The owner of insurers Churchill and Direct Line yesterday revealed that car premium income fell 10 per cent in the first quarter as it battled “extremely competitive” conditions.
Direct Line Group reported a 4 per cent fall in its average car insurance prices while the number of in-force car policies declined 1.2 per cent to 3.7 million as it moved to protect margins by refusing to chase market rates lower.
Car insurance premiums have fallen sharply recently, with the average price dipping more than £100 over the past year, according to motoring body the AA, as the industry cracks down on bogus claims such as whiplash injury.
Direct Line – spun off by Royal Bank of Scotland in 2012 – added that claims from storms and flooding came in at £60 million in the first quarter, lower that its previous guidance of £70m to £90m.

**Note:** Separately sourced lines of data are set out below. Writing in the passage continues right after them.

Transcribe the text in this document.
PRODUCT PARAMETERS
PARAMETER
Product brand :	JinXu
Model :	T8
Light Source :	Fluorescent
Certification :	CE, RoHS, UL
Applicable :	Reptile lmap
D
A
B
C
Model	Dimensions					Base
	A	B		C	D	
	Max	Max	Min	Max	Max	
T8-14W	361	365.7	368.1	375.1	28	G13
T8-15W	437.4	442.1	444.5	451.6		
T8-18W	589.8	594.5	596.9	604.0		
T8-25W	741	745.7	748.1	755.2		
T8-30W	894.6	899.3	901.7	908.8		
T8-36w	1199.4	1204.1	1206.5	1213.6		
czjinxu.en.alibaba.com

The company, which is one of the country’s largest car insurers, said overall gross premiums fell 5.6 per cent to £949.3m in the three months to 31 March, in part reflecting competition in the motor and home insurance markets.
The total number of policies written by the company fell from 19.4 million to 18.1 million over the same period a year earlier, although the firm has benefited from improved claims trends in motor insurance.
The group, which also owns the Green Flag breakdown service, said: “The UK motor and home markets are highly competitive. The group will continue to prioritise targeting appropriate margins, even if this is at the expense of policy volumes.”